Immeubles et fonds de commerce

Ils doivent être déclarés pour leur valeur vénale au décès (sauf exonérations) sans diminution des charges. Pour l’évaluation des immeubles, il faut tenir compte de la valeur objective et notamment de l’état d’occupation du bien, de l’état intérieur du bien et de la vétusté.

L’administration retient en priorité le produit de la vente aux enchères publiques (amiable ou judiciaire) intervenue dans les deux ans précédant ou suivant le décès, majoré des charges.

Le point fort de la rédaction. Il est effectué un abattement de 20 % sur la valeur de l’immeuble constituant au jour du décès la résidence principale du défunt et occupé depuis le décès à titre de résidence principale par :
– un ou plusieurs enfants mineurs ou majeurs protégés du défunt ou de son conjoint ;
– les enfants majeurs (du défunt ou de son conjoint) incapables de travailler dans des conditions normales de rentabilité, en raison d’une infirmité physique ou mentale, congénitale ou acquise.

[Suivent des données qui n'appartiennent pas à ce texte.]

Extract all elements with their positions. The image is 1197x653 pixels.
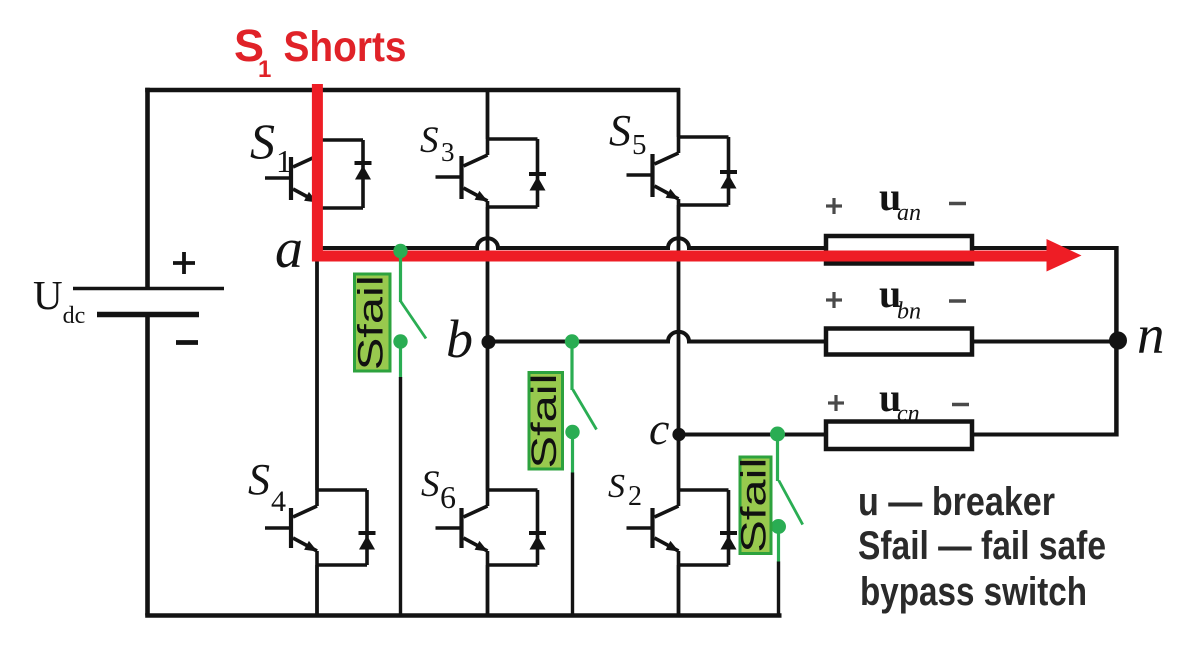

Cet abattement n’a plus lieu d’être pour le conjoint survivant ni pour le partenaire pacsé survivant en raison de la suppression des droits de succession.

Objets mobiliers

Leur valeur fiscale est déterminée dans l’ordre de priorité par:
- soit le produit net de leur vente aux enchères publiques intervenue dans les deux ans du décès,
- soit l’estimation contenue dans les inventaires clôturés et autres actes dressés ou passés dans les cinq ans du décès,
- soit forfaitairement à 5 % de l’ensemble des autres valeurs mobilières et immobilières de la succession.

Le forfait ne couvre pas:
- les meubles corporels (linge, vêtements, fourrures);
- les bijoux, l’argenterie, les objets d’art ou de collection.

Donations consenties antérieurement par le défunt

Toute donation, consentie par le défunt et acceptée par le donataire avant le décès, doit être portée sur la déclaration de succession.

Les donations et dons manuels révélés de plus de 6 ans ne sont pas pris en compte pour la perception des droits, à condition de justifier de l’enregistrement auprès des services fiscaux.

Autres

Le capital et les intérêts de tout compte bancaire, ou livret de Caisse d’épargne, ouvert au nom du conjoint survivant du défunt doivent être déclarés dans l’actif de la communauté.